Wednesday, March 05, 2008

Practice Letting Go

So, Ive been telling myself to practice letting go.

"Practice Letting Go"

And I am also a total drama queen! I make such a mountain out of a mole hill. My finances are not great, but I will be ok. I have £100 saved for rent which is due next Thursday. I have £100 saved for Australia which I will be leaving for in 3.5 weeks. I owe £100 to my boss and about £30 to the salon for my nails.

Id like to have £1000 to take to Oz with me. I have a couple friends I can hit up for a place to stay when I get there. I can start dancing straight away when I get there. Ive booked my flight up to London the day before I leave and Im staying at E's that night - she's the most important person I need to see before I go.

L is still suggesting I sell my Macbook... That will just never happen. I still have a few things to sell on Ebay and I need to pick up cash for my skateboard from D, thats another £45 towards my Oz savings.

There are a couple bars here looking for bar staff, so I reckon I'll hit them up later, it will make a nice change from where I currently work. Im also going to see if I can work the weekends at the local strip club until the new one opens. I think it will be open for the Easter weekend which will be busy. I need another £160 for rent. £100 for work. £30 for nails. Whatever my next phone bill will be. Id like to buy some travel insurance and insure my Macbook also. Would be good to get a couple months supply of my contact lenses too before I go.

Remain calm. Ships come in on calm waters. Be still. Let go.

I think Im going to go visit the Spiritual Church in town today too. Im practising listening to my intuition too. I think I need to practice meditation too and do my yoga everyday, it will help me to relax and let go.

I have go to learn to let go and just trust the Universe.

Here's an excerpt from an article I read by Barbara Brennan in a local spiritual/esoteric magazine at the salon:
The desire for material gain alone often originates in a lack of trust in yourself and the inability to believe that life/God/the world will provide for you. Often, it comes from an experience in early childhood of not being adequately supported or nourished, and this premature experience of hunger (for food, nurturing or encouragement) creates a lot of pain and a core belief that the world will not provide the necessary support.

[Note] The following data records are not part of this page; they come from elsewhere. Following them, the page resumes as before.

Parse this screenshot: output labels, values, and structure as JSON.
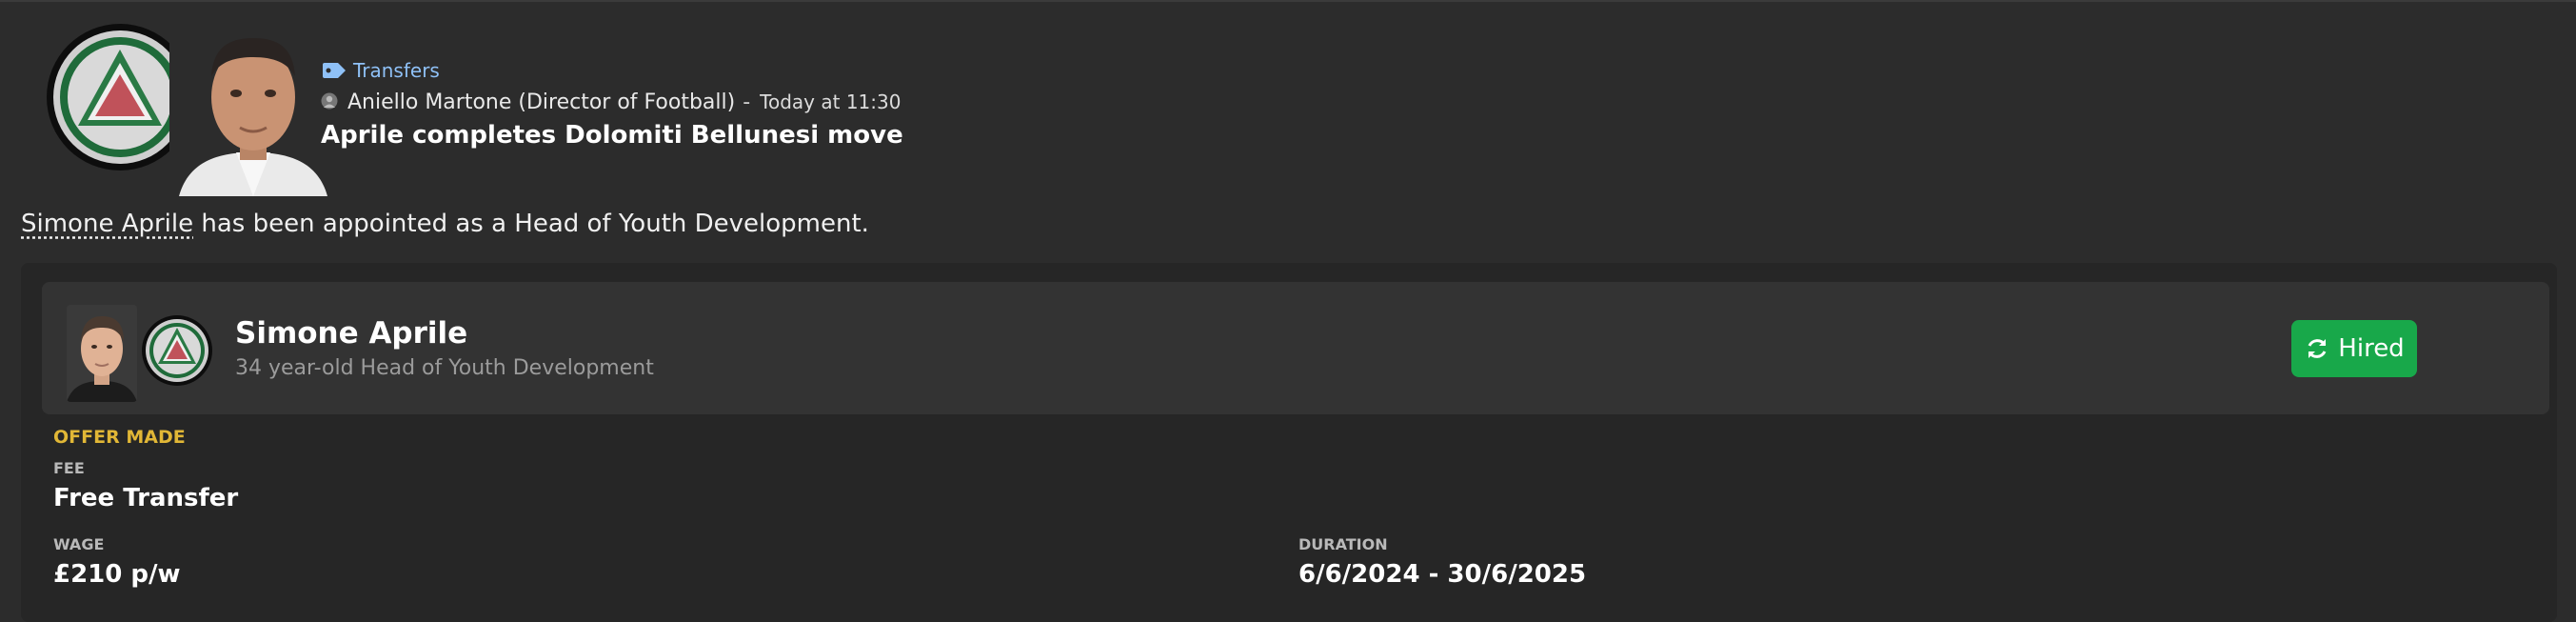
{
  "news": {
    "category": "Transfers",
    "sender": "Aniello Martone (Director of Football)",
    "separator": "-",
    "time": "Today at 11:30",
    "headline": "Aprile completes Dolomiti Bellunesi move",
    "body_link": "Simone Aprile",
    "body_rest": " has been appointed as a Head of Youth Development."
  },
  "staff": {
    "name": "Simone Aprile",
    "description": "34 year-old Head of Youth Development",
    "status_label": "Hired"
  },
  "offer": {
    "title": "OFFER MADE",
    "fee_label": "FEE",
    "fee_value": "Free Transfer",
    "wage_label": "WAGE",
    "wage_value": "£210 p/w",
    "duration_label": "DURATION",
    "duration_value": "6/6/2024 - 30/6/2025"
  },
  "icons": {
    "category": "tag-icon",
    "sender": "person-icon",
    "status": "refresh-icon"
  },
  "colors": {
    "background": "#2c2c2c",
    "card": "#333333",
    "category_link": "#8fc1f7",
    "offer_title": "#e1b736",
    "hired": "#18a84a"
  }
}
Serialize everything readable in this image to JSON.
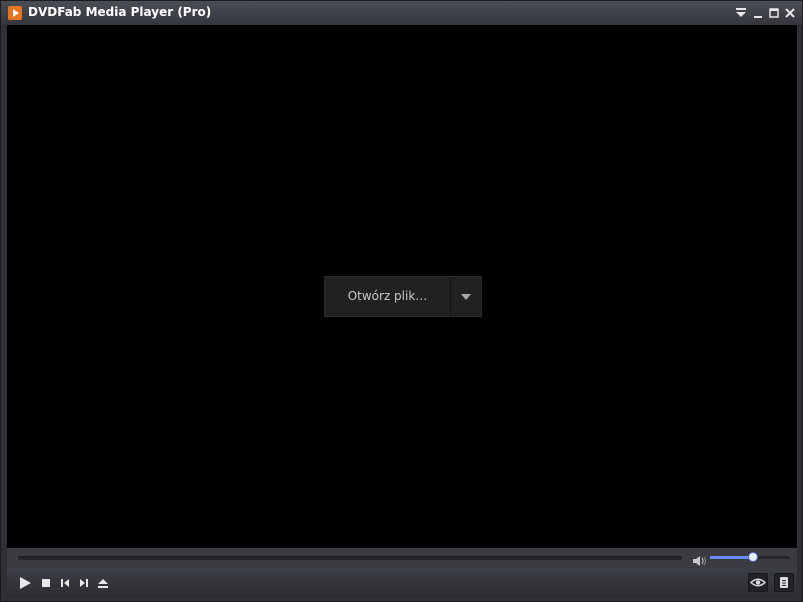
{
  "window": {
    "title": "DVDFab Media Player (Pro)"
  },
  "titlebar_buttons": [
    {
      "icon": "menu-dropdown-icon"
    },
    {
      "icon": "minimize-icon"
    },
    {
      "icon": "maximize-icon"
    },
    {
      "icon": "close-icon"
    }
  ],
  "open": {
    "label": "Otwórz plik…",
    "dropdown_icon": "chevron-down-icon"
  },
  "playback": {
    "progress_fraction": 0.0
  },
  "volume": {
    "level_fraction": 0.54,
    "accent": "#6b8cff"
  },
  "controls": [
    {
      "icon": "play-icon"
    },
    {
      "icon": "stop-icon"
    },
    {
      "icon": "previous-icon"
    },
    {
      "icon": "next-icon"
    },
    {
      "icon": "eject-icon"
    }
  ],
  "side_buttons": [
    {
      "icon": "eye-icon"
    },
    {
      "icon": "playlist-icon"
    }
  ],
  "colors": {
    "app_logo": "#e8741c",
    "video_background": "#000000",
    "titlebar": "#3b3e45"
  }
}
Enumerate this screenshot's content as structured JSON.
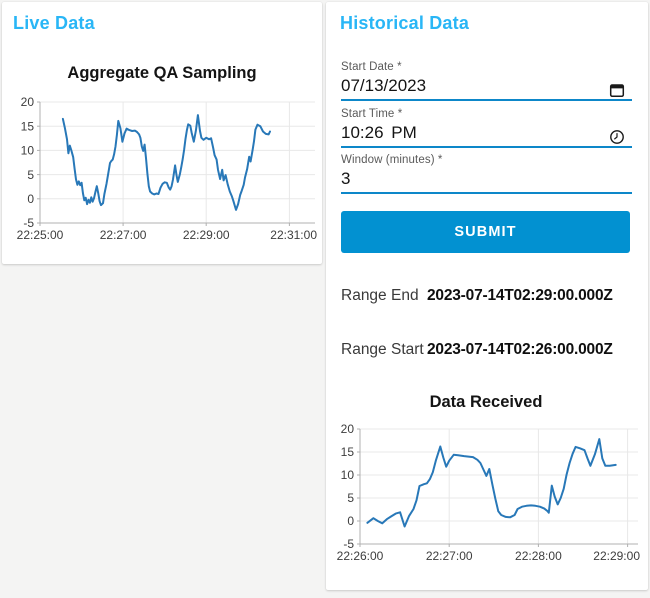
{
  "app": {
    "background": "#f4f4f3",
    "card_bg": "#ffffff",
    "accent_blue": "#29b6f6",
    "primary_blue": "#0291d1",
    "underline_blue": "#0d87c9"
  },
  "live_panel": {
    "title": "Live Data"
  },
  "historical_panel": {
    "title": "Historical Data",
    "fields": [
      {
        "label": "Start Date *",
        "value": "07/13/2023",
        "icon": "calendar-icon"
      },
      {
        "label": "Start Time *",
        "value": "10:26 PM",
        "icon": "clock-icon"
      },
      {
        "label": "Window (minutes) *",
        "value": "3",
        "icon": null
      }
    ],
    "submit_label": "SUBMIT",
    "range_end": {
      "label": "Range End",
      "value": "2023-07-14T02:29:00.000Z"
    },
    "range_start": {
      "label": "Range Start",
      "value": "2023-07-14T02:26:00.000Z"
    }
  },
  "chart_data": [
    {
      "type": "line",
      "title": "Aggregate QA Sampling",
      "xlabel": "",
      "ylabel": "",
      "x_tick_labels": [
        "22:25:00",
        "22:27:00",
        "22:29:00",
        "22:31:00"
      ],
      "x_tick_seconds": [
        0,
        120,
        240,
        360
      ],
      "x_domain_seconds": [
        0,
        397
      ],
      "ylim": [
        -5,
        20
      ],
      "y_ticks": [
        20,
        15,
        10,
        5,
        0,
        -5
      ],
      "grid": true,
      "legend": "none",
      "line_color": "#2878b8",
      "grid_color": "#e8e8e8",
      "axis_color": "#b0b0b0",
      "points": [
        [
          33,
          16.5
        ],
        [
          36,
          14.6
        ],
        [
          39,
          12.3
        ],
        [
          41,
          9.4
        ],
        [
          43,
          11.0
        ],
        [
          45,
          10.1
        ],
        [
          48,
          8.6
        ],
        [
          50,
          6.2
        ],
        [
          52,
          4.0
        ],
        [
          54,
          2.9
        ],
        [
          56,
          3.6
        ],
        [
          58,
          2.8
        ],
        [
          60,
          3.3
        ],
        [
          62,
          1.2
        ],
        [
          64,
          -0.3
        ],
        [
          66,
          0.2
        ],
        [
          68,
          -1.1
        ],
        [
          70,
          -0.2
        ],
        [
          72,
          -0.8
        ],
        [
          74,
          0.3
        ],
        [
          76,
          -0.6
        ],
        [
          78,
          0.1
        ],
        [
          80,
          1.4
        ],
        [
          82,
          2.6
        ],
        [
          84,
          1.2
        ],
        [
          86,
          -0.5
        ],
        [
          88,
          -1.3
        ],
        [
          91,
          -0.9
        ],
        [
          93,
          1.0
        ],
        [
          96,
          3.1
        ],
        [
          98,
          4.8
        ],
        [
          100,
          6.5
        ],
        [
          101,
          7.4
        ],
        [
          103,
          7.8
        ],
        [
          105,
          8.1
        ],
        [
          107,
          9.2
        ],
        [
          109,
          10.8
        ],
        [
          111,
          13.2
        ],
        [
          113,
          16.1
        ],
        [
          116,
          14.6
        ],
        [
          119,
          11.8
        ],
        [
          122,
          13.5
        ],
        [
          125,
          14.5
        ],
        [
          129,
          14.2
        ],
        [
          133,
          14.0
        ],
        [
          137,
          14.1
        ],
        [
          140,
          13.8
        ],
        [
          143,
          13.3
        ],
        [
          145,
          12.6
        ],
        [
          147,
          10.8
        ],
        [
          149,
          9.9
        ],
        [
          151,
          11.2
        ],
        [
          153,
          8.4
        ],
        [
          155,
          5.2
        ],
        [
          157,
          2.6
        ],
        [
          159,
          1.5
        ],
        [
          162,
          1.1
        ],
        [
          165,
          0.9
        ],
        [
          168,
          1.1
        ],
        [
          171,
          1.0
        ],
        [
          174,
          2.3
        ],
        [
          177,
          3.1
        ],
        [
          180,
          3.4
        ],
        [
          183,
          3.3
        ],
        [
          186,
          2.3
        ],
        [
          188,
          1.9
        ],
        [
          190,
          2.6
        ],
        [
          192,
          4.0
        ],
        [
          195,
          6.9
        ],
        [
          197,
          4.9
        ],
        [
          199,
          3.5
        ],
        [
          202,
          5.1
        ],
        [
          204,
          6.6
        ],
        [
          206,
          8.2
        ],
        [
          208,
          10.1
        ],
        [
          210,
          12.4
        ],
        [
          212,
          14.2
        ],
        [
          214,
          15.4
        ],
        [
          217,
          15.1
        ],
        [
          219,
          13.6
        ],
        [
          222,
          11.8
        ],
        [
          225,
          14.1
        ],
        [
          228,
          17.3
        ],
        [
          231,
          14.0
        ],
        [
          233,
          12.6
        ],
        [
          236,
          12.2
        ],
        [
          240,
          12.6
        ],
        [
          244,
          12.3
        ],
        [
          247,
          12.5
        ],
        [
          250,
          10.5
        ],
        [
          252,
          9.0
        ],
        [
          255,
          8.1
        ],
        [
          257,
          6.0
        ],
        [
          260,
          4.1
        ],
        [
          263,
          6.0
        ],
        [
          265,
          3.8
        ],
        [
          268,
          4.9
        ],
        [
          271,
          3.0
        ],
        [
          274,
          1.5
        ],
        [
          277,
          0.5
        ],
        [
          279,
          -0.4
        ],
        [
          283,
          -2.3
        ],
        [
          286,
          -1.1
        ],
        [
          289,
          0.8
        ],
        [
          291,
          1.6
        ],
        [
          294,
          2.9
        ],
        [
          296,
          4.4
        ],
        [
          299,
          6.1
        ],
        [
          302,
          8.7
        ],
        [
          304,
          7.7
        ],
        [
          307,
          10.2
        ],
        [
          309,
          11.9
        ],
        [
          311,
          14.3
        ],
        [
          314,
          15.3
        ],
        [
          318,
          15.0
        ],
        [
          322,
          13.9
        ],
        [
          326,
          13.4
        ],
        [
          330,
          13.3
        ],
        [
          332,
          13.9
        ]
      ]
    },
    {
      "type": "line",
      "title": "Data Received",
      "xlabel": "",
      "ylabel": "",
      "x_tick_labels": [
        "22:26:00",
        "22:27:00",
        "22:28:00",
        "22:29:00"
      ],
      "x_tick_seconds": [
        0,
        60,
        120,
        180
      ],
      "x_domain_seconds": [
        0,
        187
      ],
      "ylim": [
        -5,
        20
      ],
      "y_ticks": [
        20,
        15,
        10,
        5,
        0,
        -5
      ],
      "grid": true,
      "legend": "none",
      "line_color": "#2878b8",
      "grid_color": "#e8e8e8",
      "axis_color": "#b0b0b0",
      "points": [
        [
          5,
          -0.4
        ],
        [
          9,
          0.6
        ],
        [
          12,
          0.0
        ],
        [
          15,
          -0.5
        ],
        [
          18,
          0.4
        ],
        [
          21,
          1.0
        ],
        [
          24,
          1.6
        ],
        [
          27,
          1.9
        ],
        [
          30,
          -1.2
        ],
        [
          33,
          1.1
        ],
        [
          36,
          2.6
        ],
        [
          38,
          4.5
        ],
        [
          40,
          7.6
        ],
        [
          43,
          8.0
        ],
        [
          45,
          8.2
        ],
        [
          47,
          9.1
        ],
        [
          49,
          10.6
        ],
        [
          51,
          13.1
        ],
        [
          54,
          16.2
        ],
        [
          56,
          13.8
        ],
        [
          58,
          11.8
        ],
        [
          60,
          13.1
        ],
        [
          63,
          14.4
        ],
        [
          66,
          14.3
        ],
        [
          70,
          14.1
        ],
        [
          73,
          14.0
        ],
        [
          76,
          13.9
        ],
        [
          79,
          13.3
        ],
        [
          81,
          12.6
        ],
        [
          83,
          11.2
        ],
        [
          85,
          9.8
        ],
        [
          87,
          11.3
        ],
        [
          89,
          8.0
        ],
        [
          91,
          4.9
        ],
        [
          93,
          2.1
        ],
        [
          95,
          1.3
        ],
        [
          98,
          0.9
        ],
        [
          101,
          0.8
        ],
        [
          104,
          1.3
        ],
        [
          106,
          2.6
        ],
        [
          109,
          3.1
        ],
        [
          112,
          3.3
        ],
        [
          115,
          3.4
        ],
        [
          118,
          3.3
        ],
        [
          121,
          3.1
        ],
        [
          124,
          2.7
        ],
        [
          126,
          2.2
        ],
        [
          127,
          1.8
        ],
        [
          129,
          7.7
        ],
        [
          131,
          5.3
        ],
        [
          133,
          3.6
        ],
        [
          135,
          5.0
        ],
        [
          137,
          7.0
        ],
        [
          139,
          10.1
        ],
        [
          141,
          12.6
        ],
        [
          143,
          14.6
        ],
        [
          145,
          16.1
        ],
        [
          148,
          15.8
        ],
        [
          151,
          15.4
        ],
        [
          153,
          13.6
        ],
        [
          155,
          12.0
        ],
        [
          158,
          14.5
        ],
        [
          161,
          17.8
        ],
        [
          163,
          13.6
        ],
        [
          165,
          12.0
        ],
        [
          168,
          12.0
        ],
        [
          172,
          12.2
        ]
      ]
    }
  ]
}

Many people have a beautiful vision, but early experiences of apparent failure (generating belief that they are not good enough) mean that they will hit pain in the 2nd & 2rd chakras when they start the manifestation process. So even the smallest setbacks will bring up feelings of hopelessness and frustration that are beyond proportion to the event that is in the present moment.

Isnt that fantastic! I was like woah! Thats exactly what happened to me growing up and what Im going through. And since my knowledge of chakras is limited, Caite, the owner of the salon took me to a chakra poster and we looked up those chakras and I was shocked to discover this:

The second chakra is the navel and the third chakra is the solar plexus. (click on the picture to see a larger version of the picture and see what they are connected too. This is a better picture:




Survival and Inner Child issues are what I have at the moment. Im so glad Im discovering this because it means Im on the road to recovering and living the life I am meant to live, one of peace, love and abundance.

Anyway, I feel much better today, full of energy and happiness. I have nothing to worry about actually. Today I practice remaining calm. Visualising myself as a calm pool of water.

I really need to practice this visualisation stuff.